Es ist ein Bild, das wir alle kennen: Eine lächelnde, sich grazil und anmutig über die Bühne bewegende Balletttänzerin, eine Pirouette nach der anderen drehend. Die Haare sind streng nach hinten gekämmt, das Gesicht strahlt, und das glitzernde Tutu sitzt perfekt. Jene Ballerina verkörpert eine märchenhafte Idealwelt, vollkommenes Glück und den Traum unzähliger Mädchen. Dass hinter der Realisierung dieses Traums jedoch physische und psychische Höchstleistungen stecken, bleiben Bühne und Publikum verborgen.

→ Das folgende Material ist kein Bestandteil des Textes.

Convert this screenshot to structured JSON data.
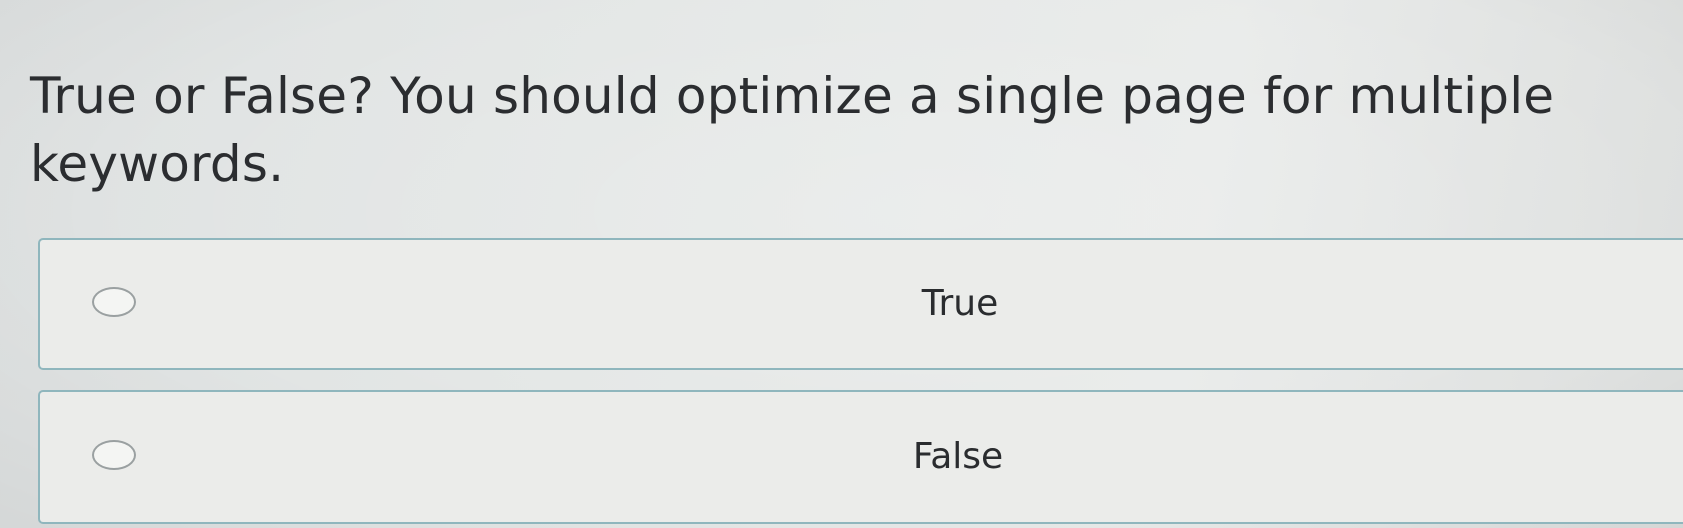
{
  "question": {
    "text": "True or False? You should optimize a single page for multiple keywords."
  },
  "options": [
    {
      "label": "True",
      "selected": false
    },
    {
      "label": "False",
      "selected": false
    }
  ],
  "colors": {
    "option_border": "#8fb6bd",
    "text": "#2b2d30",
    "radio_border": "#9aa0a1"
  },
  "icons": {
    "radio": "radio-unchecked-icon"
  }
}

Regisseurin Bess Kargman, als Kind selbst Ballerina, gewährt in ihrem Dokumentarfilm First Position tiefe Einblicke in die Welt vor, hinter, auf und neben den Ballettbühnen. Sechs angehende Profi-Tänzerinnen und Tänzer im Alter zwischen 10 und 17 Jahren werden bei der Vorbereitung auf den renommierten „Youth America Grand Prix“ begleitet. Kargman zeigt den Alltag von Kindern, die täglich länger und härter arbeiten als ihre Eltern, um wenige Jahre ihres Lebens in den großen Ballettcompagnien der Welt tanzen zu können, bevor das Streiken des Körpers der Karriere ein Ende setzt.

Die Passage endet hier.